# Problem Set 18: Introduction to SQL

Author: Greg Wray  
2024-FEB-25

## Instructions

Create a markdown document within JupyterLab and answer the questions below using code blocks that generate the correct outputs. We encourage you to include explanatory text in your markdown document. 

Write "robust" solutions wherever possible. A good rule of thumb for judging whether your solution is appropriately "robust" is to ask yourself "If I added additional observations or variables to this data set, or if the order of variables changed, would my code still compute the right solution?"

Make sure your markdown is nicely formatted -- use headers, bullets, numbering, etc so that the structure of the document is clear.

When completed, title your Jupyter notebook file as follows (replace `XX` with the assignment number, e.g. `01`, `02`, etc):

-   `netid-assignment_XX-Spring2024.ipynb`

Submit both your markdown file and the generated HTML document via the Assignments submission section on Sakai.

**Specific to this problem set:** Refer to `SQL_notebook_1.ipynb` (available on the class wiki) for the code to load packages and re-create the birdwatching database. This notebook also contains the queries we went over in class, as well as notes about syntax and usage. 

**1.** The Bat Falcon (below; photo by Joao Quintal) is a beautiful bird whose range extends from southern Mexico to northern Argentina. What country was Greg in the second time he saw a Bat Falcon? You could construct a single, rather complicated query to get the answer, but for one-off questions like this, it's usually quicker to break the problem down into several simple and separate queries. In this case, you can get the answer using queries to the `species`, `observations`, and `locations` tables, in that order. Show the three simple queries and give the answer.

![Bat Falcon, photo by Joao Quintal](Bat_Falcon.jpg)

**2.** What was Greg's biggest birding day ever? Where in the world was he on this epic day? (**A**) First, write a single query that returns the date on which the largest total number of species was observed. (**B**) Next, write a separate query that returns all of the locations on that day where he recorded an observation. Use aliases to make the meaning of the results clear. (**C**) Bonus question: What was Greg's biggest birding day in terms of the number of **new** species observed?
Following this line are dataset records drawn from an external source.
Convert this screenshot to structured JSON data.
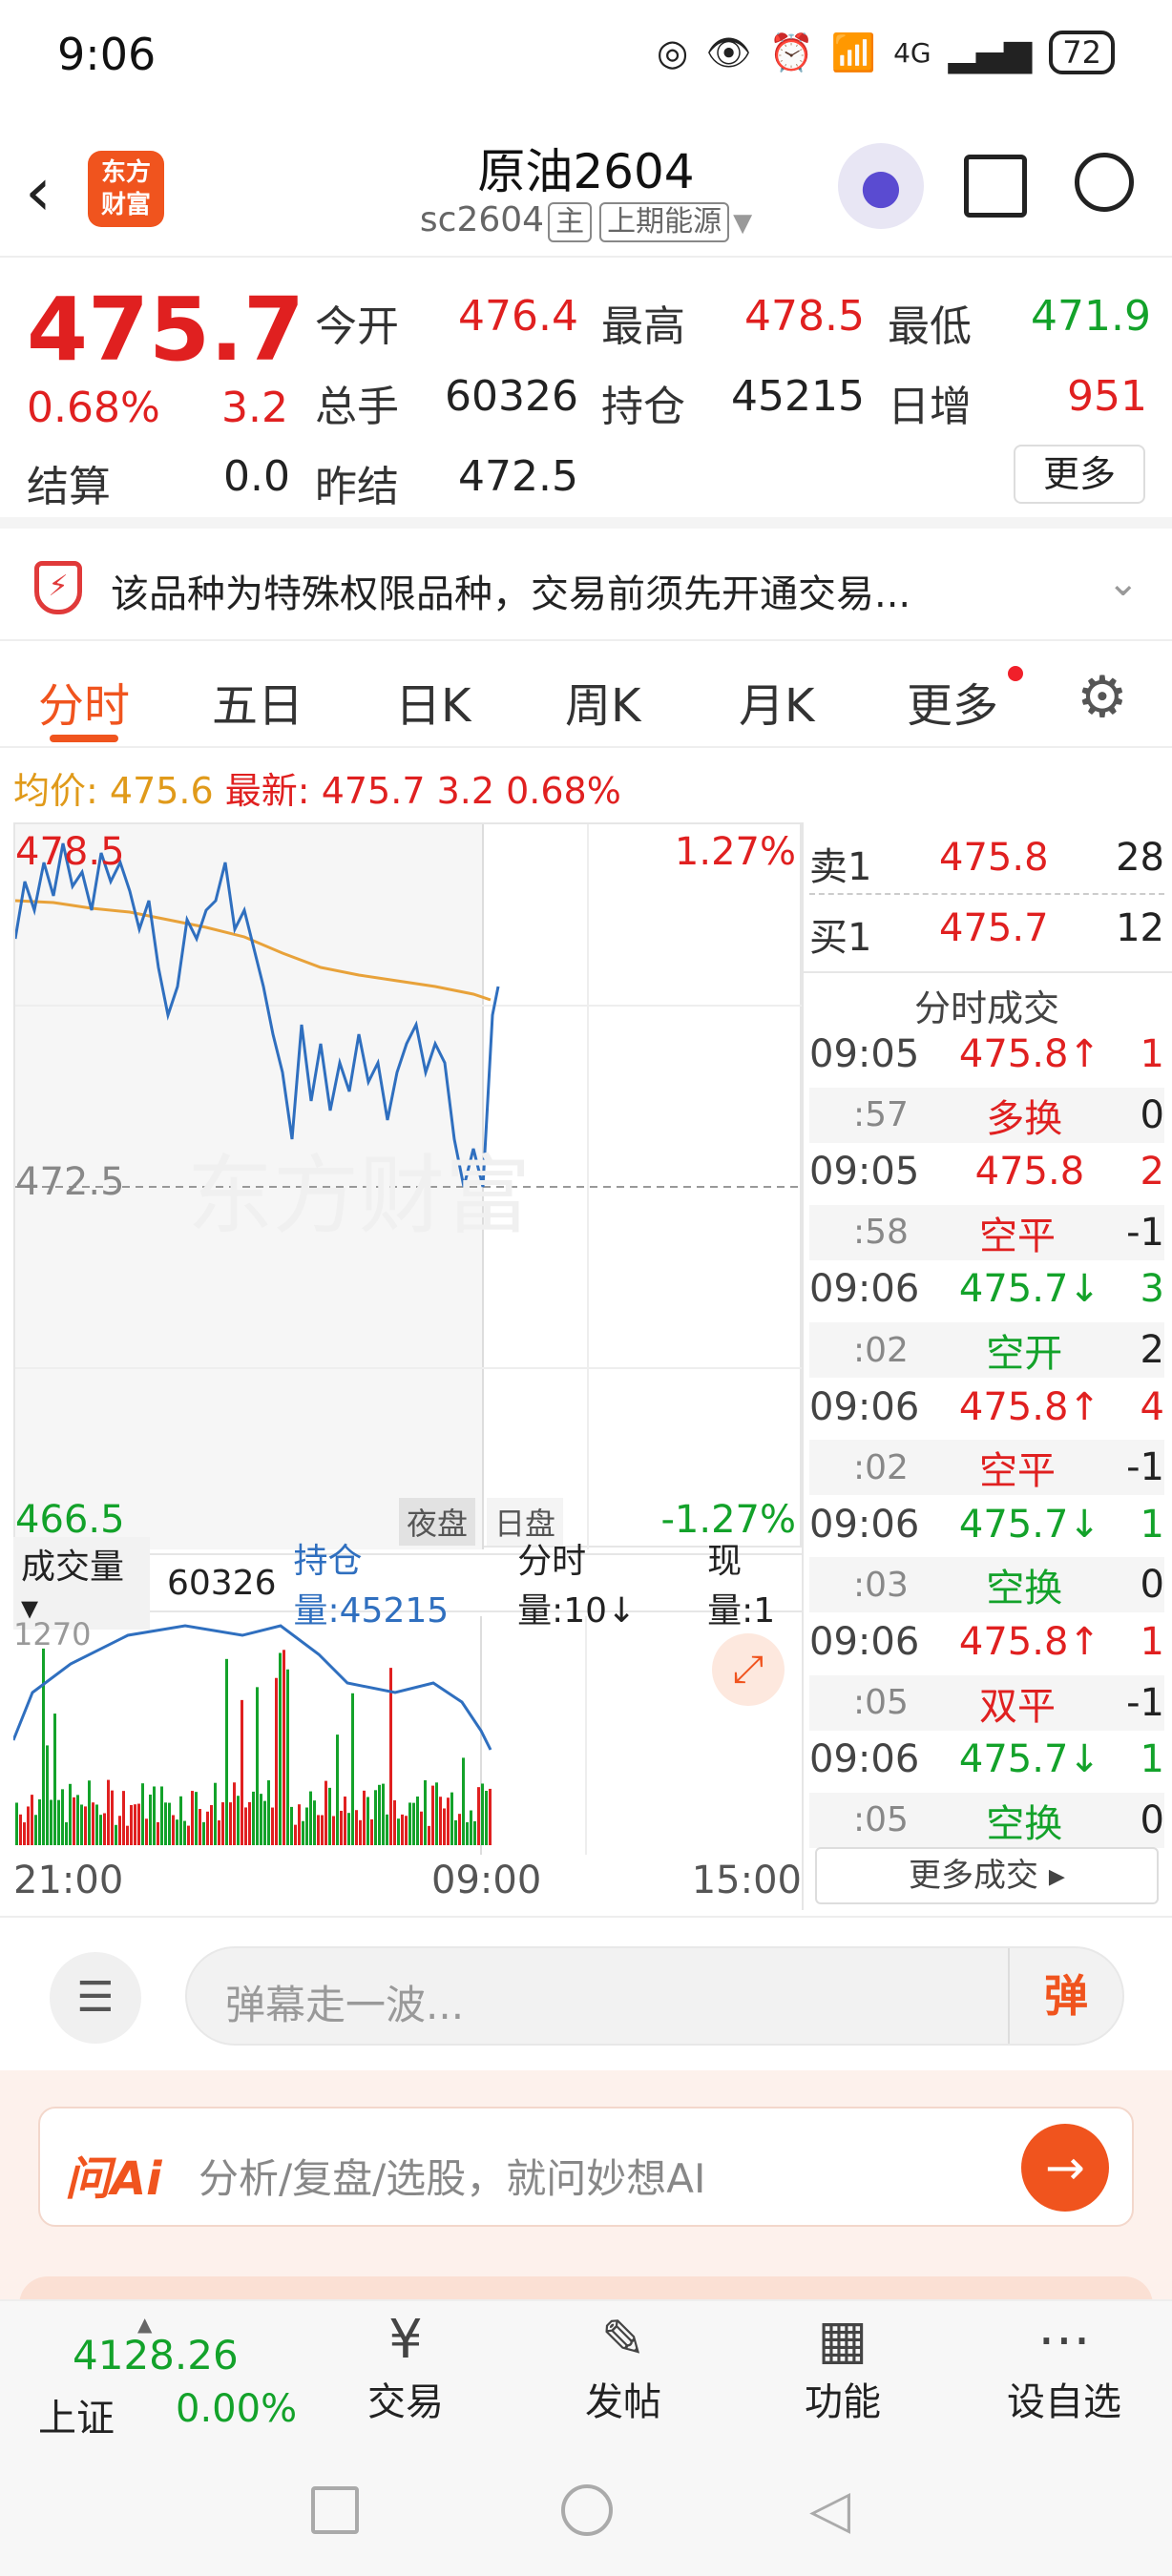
{
  "status_bar": {
    "time": "9:06",
    "battery": "72",
    "network": "4G"
  },
  "header": {
    "title": "原油2604",
    "code": "sc2604",
    "main_tag": "主",
    "exchange_tag": "上期能源",
    "logo_text_1": "东方",
    "logo_text_2": "财富",
    "icons": [
      "back-icon",
      "robot-avatar-icon",
      "share-icon",
      "search-icon"
    ]
  },
  "quote": {
    "price": "475.7",
    "change_pct": "0.68%",
    "change": "3.2",
    "settle_label": "结算",
    "settle_value": "0.0",
    "open_label": "今开",
    "open_value": "476.4",
    "high_label": "最高",
    "high_value": "478.5",
    "low_label": "最低",
    "low_value": "471.9",
    "volume_label": "总手",
    "volume_value": "60326",
    "oi_label": "持仓",
    "oi_value": "45215",
    "daily_inc_label": "日增",
    "daily_inc_value": "951",
    "prev_settle_label": "昨结",
    "prev_settle_value": "472.5",
    "more_label": "更多",
    "colors": {
      "up": "#e02020",
      "down": "#13a22a",
      "accent": "#f0541e"
    }
  },
  "notice": {
    "text": "该品种为特殊权限品种，交易前须先开通交易..."
  },
  "tabs": [
    "分时",
    "五日",
    "日K",
    "周K",
    "月K",
    "更多"
  ],
  "active_tab": "分时",
  "summary": {
    "avg_label": "均价:",
    "avg_value": "475.6",
    "latest_label": "最新:",
    "latest_value": "475.7",
    "latest_change": "3.2",
    "latest_pct": "0.68%"
  },
  "chart": {
    "top_price": "478.5",
    "bottom_price": "466.5",
    "ref_price": "472.5",
    "top_pct": "1.27%",
    "bottom_pct": "-1.27%",
    "night_label": "夜盘",
    "day_label": "日盘",
    "watermark": "东方财富",
    "vol_max": "1270",
    "x_start": "21:00",
    "x_mid": "09:00",
    "x_end": "15:00"
  },
  "volume_bar": {
    "label": "成交量",
    "value": "60326",
    "oi_label": "持仓量:45215",
    "tick_label": "分时量:10↓",
    "now_label": "现量:1"
  },
  "order_book": {
    "sell1_label": "卖1",
    "sell1_price": "475.8",
    "sell1_qty": "28",
    "buy1_label": "买1",
    "buy1_price": "475.7",
    "buy1_qty": "12",
    "ticks_title": "分时成交",
    "ticks": [
      {
        "time": "09:05",
        "price": "475.8↑",
        "qty": "1",
        "dir": "up",
        "sec": ":57",
        "type": "多换",
        "delta": "0"
      },
      {
        "time": "09:05",
        "price": "475.8",
        "qty": "2",
        "dir": "up",
        "sec": ":58",
        "type": "空平",
        "delta": "-1"
      },
      {
        "time": "09:06",
        "price": "475.7↓",
        "qty": "3",
        "dir": "down",
        "sec": ":02",
        "type": "空开",
        "delta": "2"
      },
      {
        "time": "09:06",
        "price": "475.8↑",
        "qty": "4",
        "dir": "up",
        "sec": ":02",
        "type": "空平",
        "delta": "-1"
      },
      {
        "time": "09:06",
        "price": "475.7↓",
        "qty": "1",
        "dir": "down",
        "sec": ":03",
        "type": "空换",
        "delta": "0"
      },
      {
        "time": "09:06",
        "price": "475.8↑",
        "qty": "1",
        "dir": "up",
        "sec": ":05",
        "type": "双平",
        "delta": "-1"
      },
      {
        "time": "09:06",
        "price": "475.7↓",
        "qty": "1",
        "dir": "down",
        "sec": ":05",
        "type": "空换",
        "delta": "0"
      }
    ],
    "more_ticks": "更多成交"
  },
  "comment": {
    "placeholder": "弹幕走一波...",
    "danmu_button": "弹"
  },
  "ai": {
    "logo": "问Ai",
    "placeholder": "分析/复盘/选股，就问妙想AI"
  },
  "bottom_nav": {
    "index_value": "4128.26",
    "index_name": "上证",
    "index_pct": "0.00%",
    "items": [
      "交易",
      "发帖",
      "功能",
      "设自选"
    ]
  }
}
**3.** Building on the previous problem: (**A**) Write a query that returns all of the species observed on the big day. Use `DISTINCT` to remove any redundant listings (i.e., species observed more than once on that day should appear only once in the output). (**B**) extend this query with a left join to return additional information about each species: its common name, its conservation status, and whether it is an endemic or near-endemic (range restricted to one country). Order the output of this second query by IOC sequence, not by the order in which they were seen. Use `CONCAT` and aliases to provide nicely formatted output and informative column names. 
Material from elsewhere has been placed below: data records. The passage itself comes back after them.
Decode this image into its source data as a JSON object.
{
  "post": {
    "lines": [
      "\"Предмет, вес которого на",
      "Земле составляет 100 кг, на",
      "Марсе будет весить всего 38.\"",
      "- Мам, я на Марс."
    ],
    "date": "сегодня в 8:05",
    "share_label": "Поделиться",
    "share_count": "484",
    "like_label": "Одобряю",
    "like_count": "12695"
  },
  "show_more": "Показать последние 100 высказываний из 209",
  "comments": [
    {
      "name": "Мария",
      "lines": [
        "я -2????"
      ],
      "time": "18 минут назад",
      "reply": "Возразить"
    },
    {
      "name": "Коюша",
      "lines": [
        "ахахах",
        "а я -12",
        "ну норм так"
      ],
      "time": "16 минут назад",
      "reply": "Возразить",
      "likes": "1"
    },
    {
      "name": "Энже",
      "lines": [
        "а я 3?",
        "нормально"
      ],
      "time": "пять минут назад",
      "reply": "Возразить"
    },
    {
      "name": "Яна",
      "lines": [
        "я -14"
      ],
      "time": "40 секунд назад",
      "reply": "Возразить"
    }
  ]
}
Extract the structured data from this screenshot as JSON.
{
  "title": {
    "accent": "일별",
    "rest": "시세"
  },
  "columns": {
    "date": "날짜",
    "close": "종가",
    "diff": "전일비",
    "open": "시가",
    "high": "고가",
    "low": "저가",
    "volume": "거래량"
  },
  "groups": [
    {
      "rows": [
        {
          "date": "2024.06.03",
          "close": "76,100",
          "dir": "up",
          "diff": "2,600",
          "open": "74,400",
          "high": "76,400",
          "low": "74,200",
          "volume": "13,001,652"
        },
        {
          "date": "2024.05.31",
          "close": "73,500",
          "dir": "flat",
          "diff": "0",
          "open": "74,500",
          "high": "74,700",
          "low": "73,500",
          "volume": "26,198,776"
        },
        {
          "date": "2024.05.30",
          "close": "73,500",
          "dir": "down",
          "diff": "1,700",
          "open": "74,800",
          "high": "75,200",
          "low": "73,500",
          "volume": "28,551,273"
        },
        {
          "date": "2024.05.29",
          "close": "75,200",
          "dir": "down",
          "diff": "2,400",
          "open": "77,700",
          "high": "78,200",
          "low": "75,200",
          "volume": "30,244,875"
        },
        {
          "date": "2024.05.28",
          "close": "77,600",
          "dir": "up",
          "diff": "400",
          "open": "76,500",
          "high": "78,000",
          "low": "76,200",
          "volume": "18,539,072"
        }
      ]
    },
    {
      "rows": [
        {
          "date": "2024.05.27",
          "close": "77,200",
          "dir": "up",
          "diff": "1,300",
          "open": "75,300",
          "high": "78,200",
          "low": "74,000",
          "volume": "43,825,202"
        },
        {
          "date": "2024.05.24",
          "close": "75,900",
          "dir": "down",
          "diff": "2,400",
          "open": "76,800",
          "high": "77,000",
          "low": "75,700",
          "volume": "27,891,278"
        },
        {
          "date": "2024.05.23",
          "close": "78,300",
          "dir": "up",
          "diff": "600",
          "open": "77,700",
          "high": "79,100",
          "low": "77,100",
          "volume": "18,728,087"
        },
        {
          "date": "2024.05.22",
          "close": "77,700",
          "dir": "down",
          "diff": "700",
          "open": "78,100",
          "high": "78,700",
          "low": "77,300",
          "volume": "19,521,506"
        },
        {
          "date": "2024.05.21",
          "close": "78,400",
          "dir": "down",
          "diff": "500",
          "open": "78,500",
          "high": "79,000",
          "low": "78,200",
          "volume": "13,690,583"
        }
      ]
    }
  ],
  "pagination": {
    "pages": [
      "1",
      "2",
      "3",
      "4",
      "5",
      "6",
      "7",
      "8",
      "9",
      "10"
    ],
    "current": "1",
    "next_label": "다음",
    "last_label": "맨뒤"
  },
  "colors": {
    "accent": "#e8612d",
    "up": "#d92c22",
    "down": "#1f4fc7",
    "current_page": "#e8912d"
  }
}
**4.**  Many websites draw information from relational databases and present summary statistics. An example is eBird, a website where you can upload your own birding observations and contribute to an extremely valuable crowd-sourced database. Click [here](https://ebird.org/home) to visit the eBird homepage, then scroll down to the blue bar across the page that displays "EBIRD STATS". Every time you load the webpage, an SQL query is executed behind the scenes that returns the current tallies, which are then assigned into variable names in the html code for the webpage. If you set up an account and contribute lists, your personal tallies will appear under "MY STATS" next to the rotating bird photo near the top of the page.
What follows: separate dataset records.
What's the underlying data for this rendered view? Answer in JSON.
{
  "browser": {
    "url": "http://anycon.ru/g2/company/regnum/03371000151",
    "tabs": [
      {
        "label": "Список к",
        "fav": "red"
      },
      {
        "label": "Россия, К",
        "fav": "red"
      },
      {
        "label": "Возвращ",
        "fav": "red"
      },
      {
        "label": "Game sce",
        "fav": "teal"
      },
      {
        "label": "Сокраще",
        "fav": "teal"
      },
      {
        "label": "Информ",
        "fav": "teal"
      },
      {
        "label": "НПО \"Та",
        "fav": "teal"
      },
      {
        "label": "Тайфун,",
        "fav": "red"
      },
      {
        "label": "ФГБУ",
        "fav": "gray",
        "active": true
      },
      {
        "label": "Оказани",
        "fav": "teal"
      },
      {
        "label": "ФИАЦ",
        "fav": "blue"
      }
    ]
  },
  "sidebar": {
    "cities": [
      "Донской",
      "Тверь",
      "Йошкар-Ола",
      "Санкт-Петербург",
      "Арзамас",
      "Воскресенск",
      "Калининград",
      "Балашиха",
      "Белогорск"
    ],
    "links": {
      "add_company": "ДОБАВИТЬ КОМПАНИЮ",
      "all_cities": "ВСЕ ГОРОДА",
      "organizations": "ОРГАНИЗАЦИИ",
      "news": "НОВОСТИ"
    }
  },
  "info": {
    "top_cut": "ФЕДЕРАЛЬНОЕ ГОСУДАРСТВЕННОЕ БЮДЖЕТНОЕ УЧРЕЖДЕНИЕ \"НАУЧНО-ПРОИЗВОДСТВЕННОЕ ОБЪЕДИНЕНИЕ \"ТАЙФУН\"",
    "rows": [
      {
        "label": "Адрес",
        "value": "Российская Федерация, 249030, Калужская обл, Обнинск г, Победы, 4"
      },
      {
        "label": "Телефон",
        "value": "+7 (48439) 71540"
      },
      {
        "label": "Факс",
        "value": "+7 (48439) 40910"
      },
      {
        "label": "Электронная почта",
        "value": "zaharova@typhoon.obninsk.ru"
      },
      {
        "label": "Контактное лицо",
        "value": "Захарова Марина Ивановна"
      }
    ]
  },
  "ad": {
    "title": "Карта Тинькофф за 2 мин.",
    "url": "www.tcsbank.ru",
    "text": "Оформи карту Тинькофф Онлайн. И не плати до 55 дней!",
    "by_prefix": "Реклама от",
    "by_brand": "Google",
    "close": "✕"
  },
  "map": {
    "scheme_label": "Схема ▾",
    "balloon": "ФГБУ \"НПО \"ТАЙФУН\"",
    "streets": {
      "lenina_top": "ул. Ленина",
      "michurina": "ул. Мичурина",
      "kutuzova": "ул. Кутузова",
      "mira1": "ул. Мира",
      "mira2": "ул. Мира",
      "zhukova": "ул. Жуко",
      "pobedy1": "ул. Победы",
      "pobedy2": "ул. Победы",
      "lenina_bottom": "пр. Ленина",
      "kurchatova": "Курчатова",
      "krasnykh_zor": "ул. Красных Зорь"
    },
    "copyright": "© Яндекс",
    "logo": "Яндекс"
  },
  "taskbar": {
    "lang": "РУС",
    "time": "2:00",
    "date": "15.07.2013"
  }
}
In class, we constructed a nested query that returns a similar kind of tally, namely the total number of species observed, along with the total number of species recognized by the IOC. Both of these numbers changes many times each year, as more observations are made and as the IOC incorporates information from studies that clarify species boundaries. The code from class is shown below. Your task is to extend this query to return tallies and total numbers for all four taxonomic ranks in the birding database. Bear in mind that the `orders` and `families` tables are complete, while the `genera` and `species` tables only contain taxa that have been observed. This means you will need to construct different nested queries for some of the different taxonomic ranks. You may need to shorten the column aliases to get them to fit on one line of output (e.g., 'spp obs' and 'spp total').

(**A**) Start by adding subqueries that return the number of observed and total genera. These can be modeled on the corresponding columns for species. (**B**) Next, add subqueries for families. These need to differ, because the `families` table is comprehensive: it has entries for every family, whether seen or not. This provides a straighforward way to compute the total number of families. If you are having trouble figuring out how to compute the number of families observed, a hint is that you will need to query the `genera` table. (**C**) Bonus question: add subqueries for orders. Retrieving the total number of orders can be modeled on the method for families. However, retrieving the number of observed orders is harder. A hint is that it will require a subquery within a subquery. If you can figure this one out, you are on your way to becoming a SQL Jedi Master! 

In [None]:
%%sql
-- return the number of species observed and the total number recognized
SELECT
  (SELECT CURRENT_DATE) AS 'as of',
  (SELECT COUNT(DISTINCT (genus_ioc, species_ioc)) FROM species) AS 'species observed',
  (SELECT SUM(num_spp) FROM families) AS 'out of a total of';

**5. Notebook:** Choose something that you learned from lecture, the hands-on coding in class, or your own investigation that you think will be valuable for your future programming endeavors. Using text or a mix of text and code, create an entry for your notebook. Add this to your notebook and include it here. 

**5. Thursday lunch:** Identify something that you learned from the presentation or discussion on Thursday that you found valuable. Provide a brief reflection here (1-5 sentences) and include code or pseudo-code if useful. (Hint: consider adding this to your notebook as well.)